A moderação, a vida interior do adulto, branco, normal, eram as regras. Antônio Candido sabe que existe um “estranhamento” quando se pensa que este século, contido pelo ideal da mediocridade bem educada, estoure em Bocage, em Blake, no Marquês de Sade...e em Gonzaga: “Na literatura luso-brasileira, podemos avaliar este culto da mediania pelas figuras dos escritores, que, mesmo quando revoltos, inquietos, procuravam dar a impressão de equilíbrio e urbanidade, não só nos escritos, como também na própria vida” [12] . Tais homens eram cidadãos pacatos, na maioria advogados formados em Coimbra, funcionários públicos zelosos, convivas amenos.

            Diferentemente dos antecessores lusitanos, o equilíbrio em Gonzaga é conseguido não pela moderação extrema, mas pela expansão de uma personalidade brilhante. A sua poesia nasce da sua vida, e sua vida foi alterada para sempre pela força da poesia. A análise de Marília de Dirceu empreendida por Antônio Candido é uma demonstração de fé no poder criador de um indivíduo, quando em contato com as exigências do amor, da profissão e da época. A Arcádia, antes mero cenário, desce à terra e se estabelece em Vila Rica.

            Antônio Candido, como sociólogo, conhece bem uma das dicotomias que cortam as Ciências Humanas de fora a fora: a existente entre indivíduo e sociedade, ou, em outros termos, entre ação e estrutura. Para Os parceiros do Rio Bonito [13] , cuja pesquisa realizou logo após os trabalhos em Formação, procurou pensar numa maneira de sintetizar as conquistas da Antropologia e da Sociologia. Se a primeira disciplina havia dado passos decisivos no estudo do cotidiano de pequenos grupos, a segunda avançava nos estudos das grandes conjunturas, e o autor considerava ambas imprescindíveis na compreensão do modo de vida dos pequenos agricultores de Bofete. O esforço é o mesmo: se em Formação Gonzaga é um agente dentro de um sistema em formação, e um agente relevante, sem o qual o sistema não existiria ( e vice-versa: Marília de Dirceu não seria escrito se a geração de Cláudio Manuel da Costa não tivesse deixado parâmetros poéticos novos, e se o autor tivesse nascido em outro espaço e outro tempo), em  Os parceiros o avanço da fronteira da expansão agrícola no estado de São Paulo não se explica somente por índices, e sim pelo término de um estilo de viver tradicional, do qual esses pequenos produtores são portadores.
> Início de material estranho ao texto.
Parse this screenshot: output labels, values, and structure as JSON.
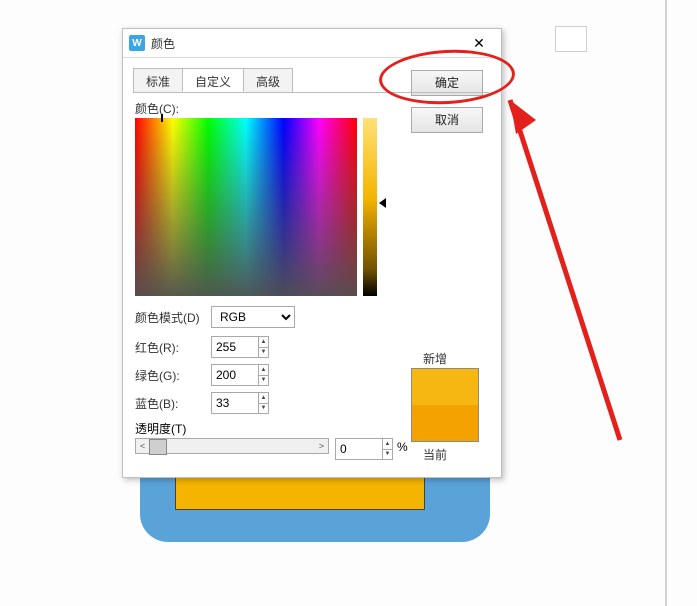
{
  "titlebar": {
    "icon_letter": "W",
    "title": "颜色"
  },
  "tabs": {
    "items": [
      {
        "label": "标准"
      },
      {
        "label": "自定义"
      },
      {
        "label": "高级"
      }
    ],
    "active_index": 1
  },
  "buttons": {
    "ok": "确定",
    "cancel": "取消"
  },
  "color_section_label": "颜色(C):",
  "mode": {
    "label": "颜色模式(D)",
    "value": "RGB"
  },
  "channels": {
    "red": {
      "label": "红色(R):",
      "value": "255"
    },
    "green": {
      "label": "绿色(G):",
      "value": "200"
    },
    "blue": {
      "label": "蓝色(B):",
      "value": "33"
    }
  },
  "opacity": {
    "label": "透明度(T)",
    "value": "0",
    "unit": "%"
  },
  "preview": {
    "new_label": "新增",
    "current_label": "当前",
    "new_color": "#f7b713",
    "current_color": "#f4a200"
  }
}
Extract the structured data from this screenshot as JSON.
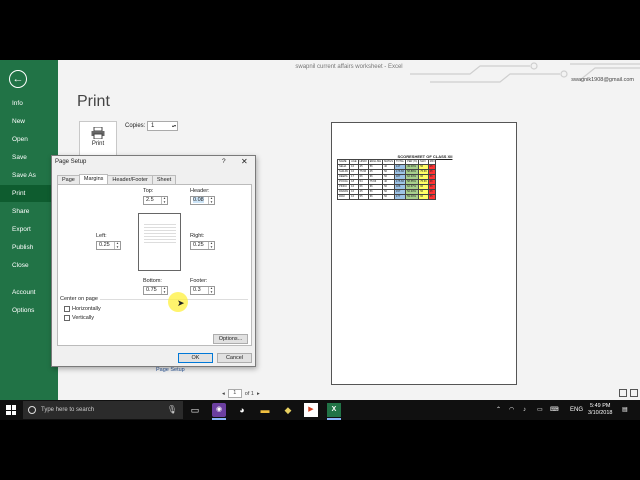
{
  "window_title": "swapnil current affairs worksheet - Excel",
  "account": "swagnik1908@gmail.com",
  "backstage": {
    "back_icon": "back-arrow-icon",
    "items": [
      "Info",
      "New",
      "Open",
      "Save",
      "Save As",
      "Print",
      "Share",
      "Export",
      "Publish",
      "Close",
      "Account",
      "Options"
    ],
    "active": "Print"
  },
  "print_pane": {
    "title": "Print",
    "print_button_label": "Print",
    "copies_label": "Copies:",
    "copies_value": "1",
    "page_setup_link": "Page Setup",
    "page_current": "1",
    "page_of": "of 1"
  },
  "dialog": {
    "title": "Page Setup",
    "help": "?",
    "close": "✕",
    "tabs": [
      "Page",
      "Margins",
      "Header/Footer",
      "Sheet"
    ],
    "active_tab": "Margins",
    "top_label": "Top:",
    "top_value": "2.5",
    "header_label": "Header:",
    "header_value": "0.08",
    "left_label": "Left:",
    "left_value": "0.25",
    "right_label": "Right:",
    "right_value": "0.25",
    "bottom_label": "Bottom:",
    "bottom_value": "0.75",
    "footer_label": "Footer:",
    "footer_value": "0.3",
    "center_label": "Center on page",
    "horizontally_label": "Horizontally",
    "vertically_label": "Vertically",
    "options_button": "Options...",
    "ok_button": "OK",
    "cancel_button": "Cancel"
  },
  "preview": {
    "sheet_title": "SCORESHEET OF CLASS XII",
    "headers": [
      "NAME",
      "AGE",
      "HINDI",
      "ENGLISH",
      "MATHS",
      "TOTAL",
      "PER (%)",
      "MAX",
      "MIN"
    ],
    "rows": [
      [
        "NEHA",
        "16",
        "45",
        "56",
        "46",
        "147",
        "49.00%",
        "56",
        "45"
      ],
      [
        "SHILPA",
        "16",
        "75.66",
        "45",
        "56",
        "176.66",
        "58.89%",
        "75.66",
        "45"
      ],
      [
        "DEEPA",
        "17",
        "66",
        "66",
        "56",
        "187",
        "62.33%",
        "66",
        "56"
      ],
      [
        "POOJA",
        "18",
        "54",
        "75.66",
        "46",
        "175.66",
        "58.55%",
        "75.66",
        "46"
      ],
      [
        "PINKU",
        "16",
        "66",
        "66",
        "56",
        "188",
        "62.67%",
        "66",
        "56"
      ],
      [
        "PAWAN",
        "16",
        "45",
        "56",
        "56",
        "157",
        "52.33%",
        "56",
        "45"
      ],
      [
        "RAVI",
        "16",
        "55",
        "66",
        "56",
        "177",
        "59.00%",
        "66",
        "55"
      ]
    ],
    "colors": {
      "per_col": "#a8d08d",
      "max_col": "#ffff66",
      "min_col": "#ff3333",
      "total_col": "#9dc3e6"
    }
  },
  "taskbar": {
    "search_placeholder": "Type here to search",
    "language": "ENG",
    "time": "5:49 PM",
    "date": "3/10/2018"
  }
}
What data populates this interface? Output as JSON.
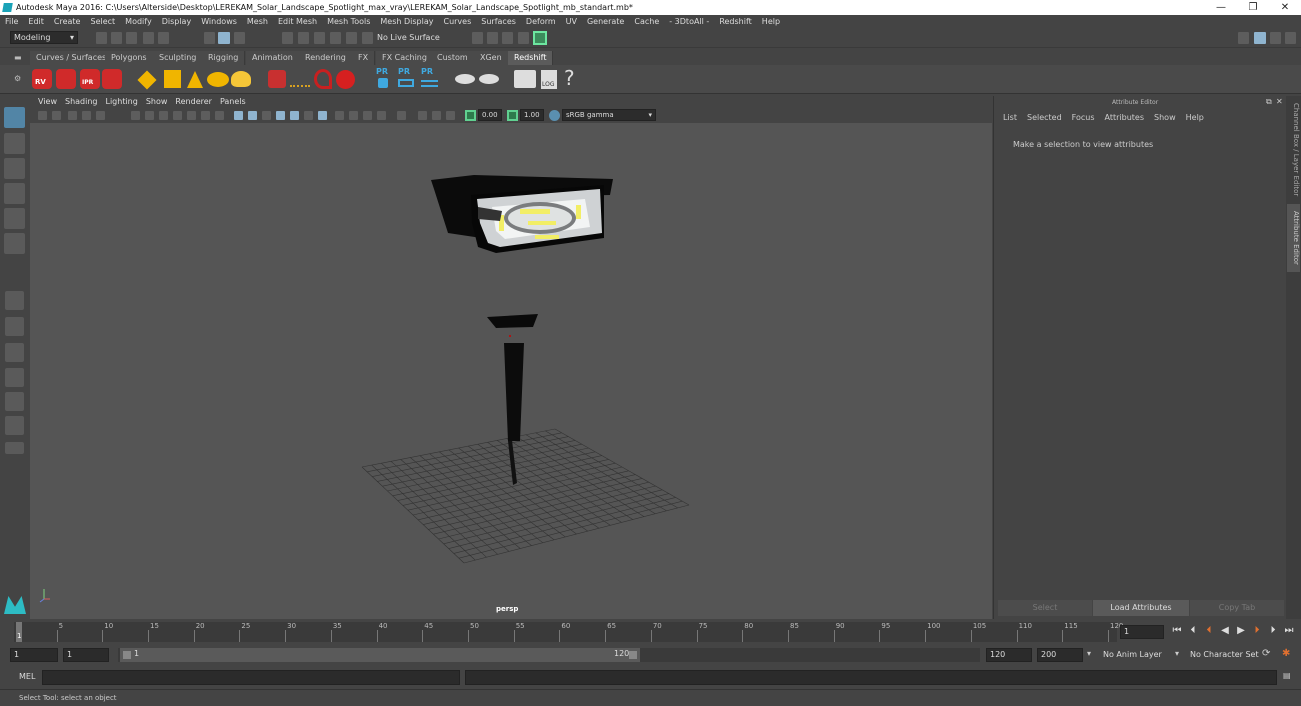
{
  "titlebar": {
    "title": "Autodesk Maya 2016: C:\\Users\\Alterside\\Desktop\\LEREKAM_Solar_Landscape_Spotlight_max_vray\\LEREKAM_Solar_Landscape_Spotlight_mb_standart.mb*",
    "minimize": "—",
    "restore": "❐",
    "close": "✕"
  },
  "menus": [
    "File",
    "Edit",
    "Create",
    "Select",
    "Modify",
    "Display",
    "Windows",
    "Mesh",
    "Edit Mesh",
    "Mesh Tools",
    "Mesh Display",
    "Curves",
    "Surfaces",
    "Deform",
    "UV",
    "Generate",
    "Cache",
    "- 3DtoAll -",
    "Redshift",
    "Help"
  ],
  "status": {
    "mode": "Modeling",
    "live_surface": "No Live Surface"
  },
  "shelf_tabs": [
    "Curves / Surfaces",
    "Polygons",
    "Sculpting",
    "Rigging",
    "Animation",
    "Rendering",
    "FX",
    "FX Caching",
    "Custom",
    "XGen",
    "Redshift"
  ],
  "shelf_active": "Redshift",
  "shelf_labels": {
    "rv": "RV",
    "ipr": "IPR",
    "pr": "PR",
    "log": "LOG",
    "help": "?"
  },
  "viewport": {
    "menus": [
      "View",
      "Shading",
      "Lighting",
      "Show",
      "Renderer",
      "Panels"
    ],
    "exposure": "0.00",
    "gamma": "1.00",
    "color_space": "sRGB gamma",
    "camera": "persp"
  },
  "attribute_editor": {
    "title": "Attribute Editor",
    "menus": [
      "List",
      "Selected",
      "Focus",
      "Attributes",
      "Show",
      "Help"
    ],
    "message": "Make a selection to view attributes",
    "buttons": [
      "Select",
      "Load Attributes",
      "Copy Tab"
    ]
  },
  "side_tabs": [
    "Channel Box / Layer Editor",
    "Attribute Editor"
  ],
  "timeline": {
    "ticks": [
      "1",
      "5",
      "10",
      "15",
      "20",
      "25",
      "30",
      "35",
      "40",
      "45",
      "50",
      "55",
      "60",
      "65",
      "70",
      "75",
      "80",
      "85",
      "90",
      "95",
      "100",
      "105",
      "110",
      "115",
      "120"
    ],
    "current_frame": "1"
  },
  "range": {
    "start": "1",
    "inner_start": "1",
    "slider_start": "1",
    "slider_end": "120",
    "end": "120",
    "outer_end": "200",
    "anim_layer": "No Anim Layer",
    "character_set": "No Character Set"
  },
  "cmdline": {
    "label": "MEL"
  },
  "helpline": {
    "text": "Select Tool: select an object"
  }
}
            Formação surgiu da necessidade de explicar um sistema social, a Literatura, e Os parceiros, do desejo de estudar a dança Cururu. Mas essas intenções iniciais são pontos de partida: não impedem Antônio Candido de realizar passagens de um nível de entendimento para outro. Nesse sentido é que sua obra é crivada pela extrema influência de Karl Marx, e sua célebre frase em O dezoito brumário: “Os homens fazem a história, mas não como querem”.
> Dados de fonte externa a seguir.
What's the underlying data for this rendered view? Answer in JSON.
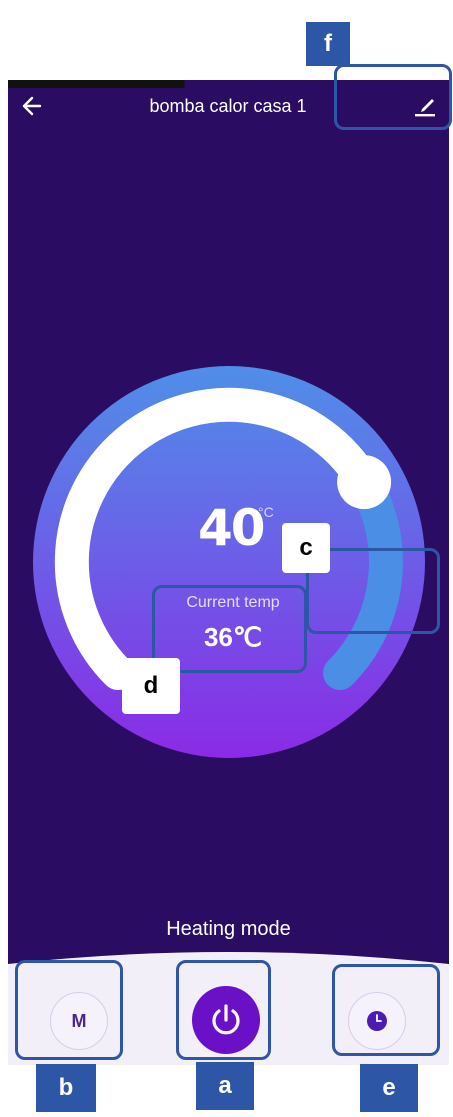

            Roberto Schwarz, em “Os sete fôlegos de um livro” [14] , afirma que os escritores, para Antônio Candido em Formação, são agentes do processo formativo da literatura brasileira, com posições bastante demarcadas num esquema geral. Não se pode rotular de brasileiros indiferentemente índios, José de Anchieta, Gregório de Matos e Padre Vieira. A formação da literatura no país, para Schwarz, é uma estrutura histórica com um sentido próprio, com uma lógica de funcionamento que é preciso entender. Uma de suas leis de funcionamento seria a necessidade do nacional; outra, a combinação de aspectos universalistas e particularistas. O tom do livro de Antônio Candido é o estrutural-histórico, para Schwarz: “Antônio Candido é seguramente, e de longe, o mais estrutural entre os críticos brasileiros, se entendermos o termo em suas acepções exigentes, para além dos cacoetes terminológicos” [15] . A pesquisa de Formação seria, para Schwarz, o da historicidade das estruturas.
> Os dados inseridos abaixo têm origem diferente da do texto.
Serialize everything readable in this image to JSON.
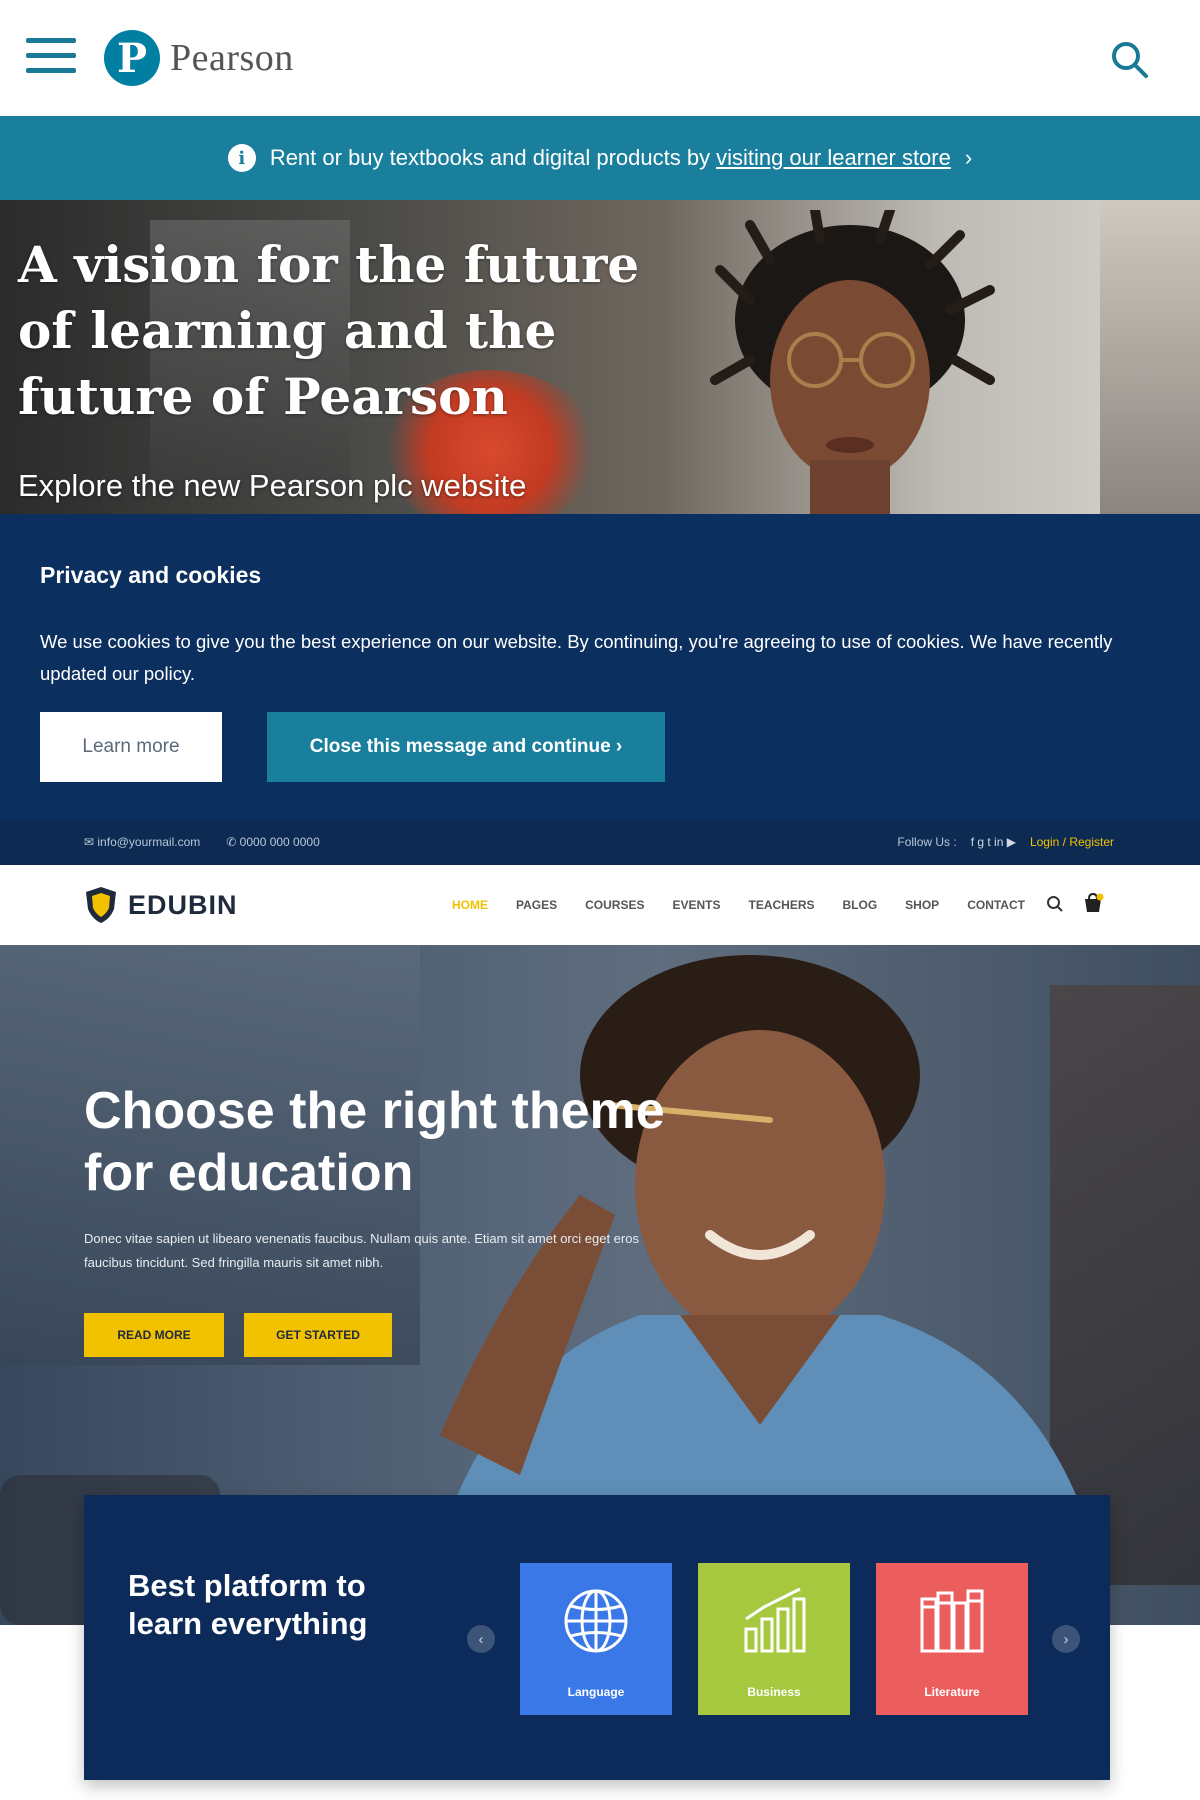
{
  "pearson": {
    "logo_letter": "P",
    "logo_text": "Pearson",
    "banner": {
      "info_icon": "i",
      "text": "Rent or buy textbooks and digital products by",
      "link": "visiting our learner store",
      "chevron": "›"
    },
    "hero": {
      "title": "A vision for the future of learning and the future of Pearson",
      "subtitle": "Explore the new Pearson plc website"
    },
    "cookies": {
      "title": "Privacy and cookies",
      "text": "We use cookies to give you the best experience on our website. By continuing, you're agreeing to use of cookies. We have recently updated our policy.",
      "learn_more": "Learn more",
      "close": "Close this message and continue ›"
    }
  },
  "edubin": {
    "topbar": {
      "email": "✉ info@yourmail.com",
      "phone": "✆ 0000 000 0000",
      "follow": "Follow Us :",
      "social": "f  g  t  in  ▶",
      "login": "Login / Register"
    },
    "logo_text": "EDUBIN",
    "menu": [
      "HOME",
      "PAGES",
      "COURSES",
      "EVENTS",
      "TEACHERS",
      "BLOG",
      "SHOP",
      "CONTACT"
    ],
    "hero": {
      "title": "Choose the right theme for education",
      "text": "Donec vitae sapien ut libearo venenatis faucibus. Nullam quis ante. Etiam sit amet orci eget eros faucibus tincidunt. Sed fringilla mauris sit amet nibh.",
      "read_more": "READ MORE",
      "get_started": "GET STARTED"
    },
    "platform": {
      "title": "Best platform to learn everything",
      "prev": "‹",
      "next": "›",
      "tiles": [
        {
          "label": "Language",
          "icon": "globe-icon",
          "color": "#3b78e7"
        },
        {
          "label": "Business",
          "icon": "bar-chart-icon",
          "color": "#a6c83f"
        },
        {
          "label": "Literature",
          "icon": "books-icon",
          "color": "#ec5d5d"
        }
      ]
    }
  },
  "colors": {
    "pearson_teal": "#1a7f9c",
    "pearson_navy": "#0b2f5e",
    "edubin_yellow": "#f2c200",
    "edubin_navy": "#0d2b5a"
  }
}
            Pode-se observar tal preocupação na exposição articulada de Antônio Candido, ao invés de uma mera descrição linear: “ (...) a descoberta de uma estrutura e um movimento reais, cujas articulações, sumamente interessantes, se devem estudar e não negar- a não ser, naturalmente, que se trate de demonstrar a sua inexsitência, o que seria legítimo ( e talvez difícil)” [16] . Antônio Candido se interessa pelo testemunho amoroso de Tomás Antônio Gonzaga porque tal escrito faz parte de uma galáxia nascente e que é seu objeto de estudo; nisso Schwarz aponta com clareza. Mas será que a galáxia seria a mesma sem Alfa do Centauro? Ou sem o sistema solar, mesmo considerando que este pequenino grupo não está no centro da massa estelar?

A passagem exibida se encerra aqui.